After a few hours, I heard Bird’s characteristic rap on the door: the slightest three taps that she used for fear of waking me from sleep. Often, she knocked so quietly that it didn’t fetch me whether I slept or no. This time I answered the door while holding a book, the last of several I was returning to the shelf. She took the book, a slim, forest-green volume, out of my hand and replaced it with a note from Siegfried. While she carried the book into the bedroom, I read his reminder that I had promised to dine with the German officers that night. Thursday, the one night of the week they were allowed a ration of beef. I knew what Siegfried did not; it was to be a stew simmered with potatoes, onions, and carrots in a heavy stock, with for once no cabbage. Easily the best meal of the week. So, despite Bird’s sly, curious bobs and grins at my straightening up, I wasted no time in pushing her out so I could dress for dinner.

* * *

WE SAT, SIEGFRIED as translator and I, at what had been the head table in the hotel dining room. The table was one that had survived from before the war, covered with a heavy cloth to protect it from imagined German atrocities. The chairs, however, had been stored in the basement and replaced by rough benches. The hotel china had been carefully boxed for the duration and replaced as well by thick, white crockery shipped to us by the Department of Labor. The stew was rich and strong. Pauline told me later that she’d sliced some venison into each huge pot for flavor. The conversation ranged from the differences between German and American cooking even to the war itself.
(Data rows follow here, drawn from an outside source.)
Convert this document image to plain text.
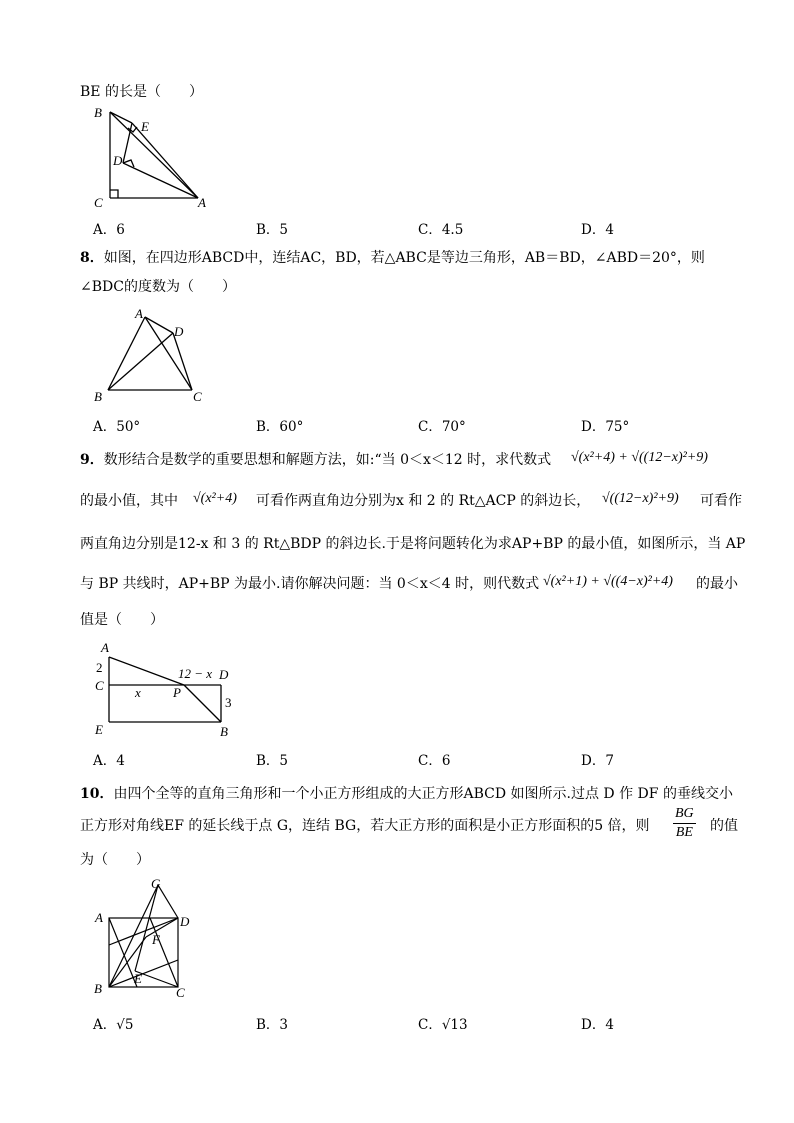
BE 的长是（　　）
B
E
D
C	A
A．6	B．5	C．4.5	D．4
8．如图，在四边形ABCD中，连结AC，BD，若△ABC是等边三角形，AB＝BD，∠ABD＝20°，则
∠BDC的度数为（　　）
A
D
B	C
A．50°	B．60°	C．70°	D．75°
9．数形结合是数学的重要思想和解题方法，如:“当 0＜x＜12 时，求代数式 √(x²+4) + √((12−x)²+9)
的最小值，其中 √(x²+4) 可看作两直角边分别为x 和 2 的 Rt△ACP 的斜边长， √((12−x)²+9) 可看作
两直角边分别是12-x 和 3 的 Rt△BDP 的斜边长.于是将问题转化为求AP+BP 的最小值，如图所示，当 AP
与 BP 共线时，AP+BP 为最小.请你解决问题：当 0＜x＜4 时，则代数式 √(x²+1) + √((4−x)²+4) 的最小
值是（　　）
A
2
C x P
12 − x D
3
E	B
A．4	B．5	C．6	D．7
10．由四个全等的直角三角形和一个小正方形组成的大正方形ABCD 如图所示.过点 D 作 DF 的垂线交小
正方形对角线EF 的延长线于点 G，连结 BG，若大正方形的面积是小正方形面积的5 倍，则 $\frac{BG}{BE}$ 的值
为（　　）
G
A	D
F
E
B	C
A．√5	B．3	C．√13	D．4
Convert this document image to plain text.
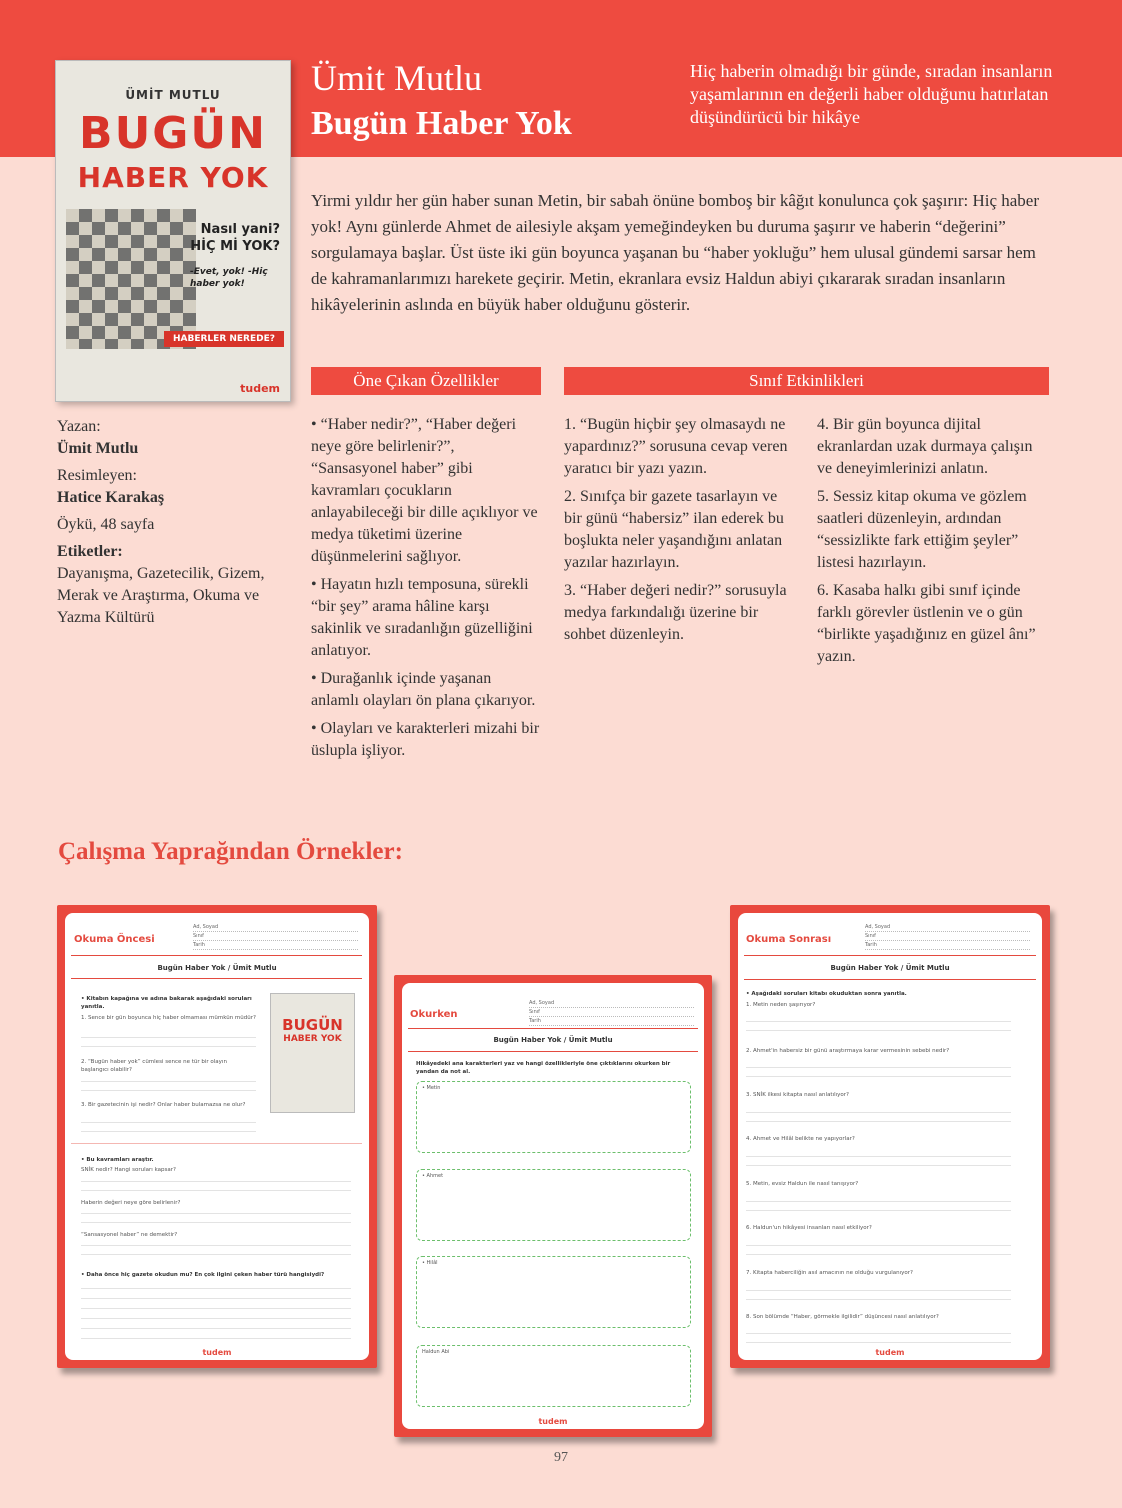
Ümit Mutlu
Bugün Haber Yok
Hiç haberin olmadığı bir günde, sıradan insanların yaşamlarının en değerli haber olduğunu hatırlatan düşündürücü bir hikâye
ÜMİT MUTLU
BUGÜN
HABER YOK
Nasıl yani? HİÇ Mİ YOK?
-Evet, yok! -Hiç haber yok!
HABERLER NEREDE?
tudem
Yirmi yıldır her gün haber sunan Metin, bir sabah önüne bomboş bir kâğıt konulunca çok şaşırır: Hiç haber yok! Aynı günlerde Ahmet de ailesiyle akşam yemeğindeyken bu duruma şaşırır ve haberin “değerini” sorgulamaya başlar. Üst üste iki gün boyunca yaşanan bu “haber yokluğu” hem ulusal gündemi sarsar hem de kahramanlarımızı harekete geçirir. Metin, ekranlara evsiz Haldun abiyi çıkararak sıradan insanların hikâyelerinin aslında en büyük haber olduğunu gösterir.
Yazan:
Ümit Mutlu
Resimleyen:
Hatice Karakaş
Öykü, 48 sayfa
Etiketler:
Dayanışma, Gazetecilik, Gizem, Merak ve Araştırma, Okuma ve Yazma Kültürü
Öne Çıkan Özellikler	Sınıf Etkinlikleri

• “Haber nedir?”, “Haber değeri neye göre belirlenir?”, “Sansasyonel haber” gibi kavramları çocukların anlayabileceği bir dille açıklıyor ve medya tüketimi üzerine düşünmelerini sağlıyor.

• Hayatın hızlı temposuna, sürekli “bir şey” arama hâline karşı sakinlik ve sıradanlığın güzelliğini anlatıyor.

• Durağanlık içinde yaşanan anlamlı olayları ön plana çıkarıyor.

• Olayları ve karakterleri mizahi bir üslupla işliyor.

1. “Bugün hiçbir şey olmasaydı ne yapardınız?” sorusuna cevap veren yaratıcı bir yazı yazın.

2. Sınıfça bir gazete tasarlayın ve bir günü “habersiz” ilan ederek bu boşlukta neler yaşandığını anlatan yazılar hazırlayın.

3. “Haber değeri nedir?” sorusuyla medya farkındalığı üzerine bir sohbet düzenleyin.

4. Bir gün boyunca dijital ekranlardan uzak durmaya çalışın ve deneyimlerinizi anlatın.

5. Sessiz kitap okuma ve gözlem saatleri düzenleyin, ardından “sessizlikte fark ettiğim şeyler” listesi hazırlayın.

6. Kasaba halkı gibi sınıf içinde farklı görevler üstlenin ve o gün “birlikte yaşadığınız en güzel ânı” yazın.

Çalışma Yaprağından Örnekler:
Okuma Öncesi
Ad, Soyad
Sınıf
Tarih
Bugün Haber Yok / Ümit Mutlu
• Kitabın kapağına ve adına bakarak aşağıdaki soruları yanıtla.
1. Sence bir gün boyunca hiç haber olmaması mümkün müdür?
2. “Bugün haber yok” cümlesi sence ne tür bir olayın başlangıcı olabilir?
3. Bir gazetecinin işi nedir? Onlar haber bulamazsa ne olur?
BUGÜN
HABER YOK
• Bu kavramları araştır.
SNİK nedir? Hangi soruları kapsar?
Haberin değeri neye göre belirlenir?
“Sansasyonel haber” ne demektir?
• Daha önce hiç gazete okudun mu? En çok ilgini çeken haber türü hangisiydi?
tudem
Okurken
Ad, Soyad
Sınıf
Tarih
Bugün Haber Yok / Ümit Mutlu
Hikâyedeki ana karakterleri yaz ve hangi özellikleriyle öne çıktıklarını okurken bir yandan da not al.
• Metin
• Ahmet
• Hilâl
Haldun Abi
tudem
Okuma Sonrası
Ad, Soyad
Sınıf
Tarih
Bugün Haber Yok / Ümit Mutlu
• Aşağıdaki soruları kitabı okuduktan sonra yanıtla.
1. Metin neden şaşırıyor?
2. Ahmet'in habersiz bir günü araştırmaya karar vermesinin sebebi nedir?
3. SNİK ilkesi kitapta nasıl anlatılıyor?
4. Ahmet ve Hilâl belikte ne yapıyorlar?
5. Metin, evsiz Haldun ile nasıl tanışıyor?
6. Haldun'un hikâyesi insanları nasıl etkiliyor?
7. Kitapta haberciliğin asıl amacının ne olduğu vurgulanıyor?
8. Son bölümde “Haber, görmekle ilgilidir” düşüncesi nasıl anlatılıyor?
tudem
97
Ruser and several of the more senior officers listened gravely, until suddenly, the Commodore interrupted one of his junior officers to address me directly.

“Herr Robbins, do you know what they have done with our ships?” This, again, was his official person, his voice deep and stern.

I must have given him an especially blank look.

“The great luxury liners of the Hamburg-Amerika fleet!” He motioned to the man on his left, a dour old captain, who threw a folded newspaper on the table. “Das Imperator, Das Bismark, and even Das Vaterland—do you know what has happened to them?” I could almost smell the sudden tension; I had forgotten just how afraid most of these men were of Ruser.